In the memo, McNeilly pointed to nine comments Cooperstein made on the show that he believed were incorrect or misleading.

"You stated that you needed to work details, in uniform, to make up salary for the workdays you missed. You stated that your medicine cost you $2,000," McNeilly wrote.

The last paragraph said, "You noted that your medicine was, for the most part, paid due by health insurance provided to you by the City. Once again, it makes little sense to permit you to work secondary employment, while wearing the police uniform, if that ability would cause you to miss even more time from your primary responsibilities with the Bureau of Police."

McNeilly said last night that he was responding in the memo to numerous false statements Cooperstein made on the television program Nov. 15.

"I didn't know if he spent $2,000 on medication. It was my assumption that he was telling another false statement," McNeilly said. "I didn't believe him for a minute because everything else he said was outrageous."

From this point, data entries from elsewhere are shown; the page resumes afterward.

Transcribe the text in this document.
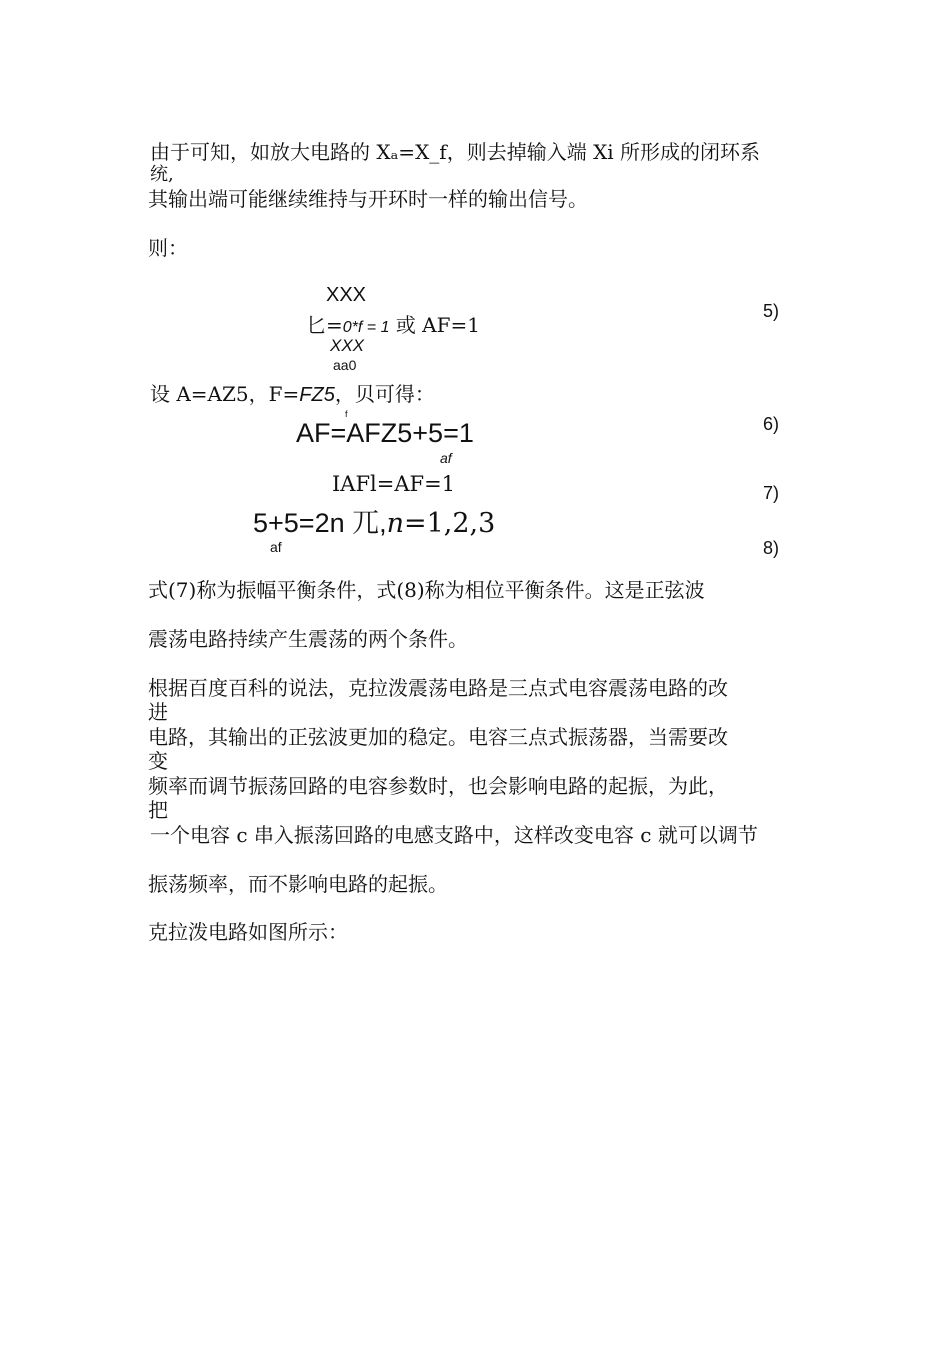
由于可知，如放大电路的 Xₐ=X_f，则去掉输入端 Xi 所形成的闭环系
统,
其输出端可能继续维持与开环时一样的输出信号。
则：
XXX
匕=0*f = 1 或 AF=1
XXX
aa0
5)
设 A=AZ5，F=FZ5，贝可得：
f
AF=AFZ5+5=1
af
6)
IAFl=AF=1	7)
5+5=2n 兀,n=1,2,3
af	8)
式(7)称为振幅平衡条件，式(8)称为相位平衡条件。这是正弦波
震荡电路持续产生震荡的两个条件。
根据百度百科的说法，克拉泼震荡电路是三点式电容震荡电路的改
进
电路，其输出的正弦波更加的稳定。电容三点式振荡器，当需要改
变
频率而调节振荡回路的电容参数时，也会影响电路的起振，为此，
把
一个电容 c 串入振荡回路的电感支路中，这样改变电容 c 就可以调节
振荡频率，而不影响电路的起振。
克拉泼电路如图所示：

McNeilly said he has a memo dated Jan. 5 that confirms that neither Cmdr. Linda Barone nor Lt. John Healy, who were both assigned to Zone 2 at the time of the shooting, had any idea Cooperstein was on five different medications.

"The only way I could have known about his prescriptions is if he told me, and he certainly never said anything about them," McNeilly said.

McNeilly said if he had known, Cooperstein immediately would have been sent for a fitness-for-duty examination.

Cooperstein produced numerous letters from Dr. Benjamin H. Eidelman, a professor of neurology at the University of Pittsburgh, that date back to June 26, 1995.

The first letter was to confirm that Cooperstein has multiple sclerosis. Others were to explain why the officer had missed days of work. All were presented to supervisors, Cooperstein said.

"It is obvious from the documentation that individuals in the Pittsburgh police administration are providing misleading information to the media," Cooperstein said.

Cooperstein also pulled from his notebook a memo from Barone, which is dated March 12, 1998.

"Be advised that all confidential medical records that pertain to your ongoing illness are placed in a confidential medical personnel file in the Chief's office," the memo states.

Cooperstein said he doesn't go on duty unless he is "100 percent." Because of that, he missed 23 days of work last year - 9 more sick days than he was entitled to.

On the other days when he did work, Cooperstein said he did an exemplary job. In April, Cooperstein said, he made efforts to save a 21-year-old woman in the Hill District while simultaneously apprehending the woman who stabbed her.

Cooperstein said he also was able to save a man who tried last year to jump off the 10th Street Bridge.

Because he has been labeled a sick-time abuser, Cooperstein said, he received no commendations for his life-saving efforts. He also is not permitted to work off-duty police details or go through additional training to enhance his career.

He has filed a lawsuit in U.S. District Court charging that the city has failed to accommodate his disability.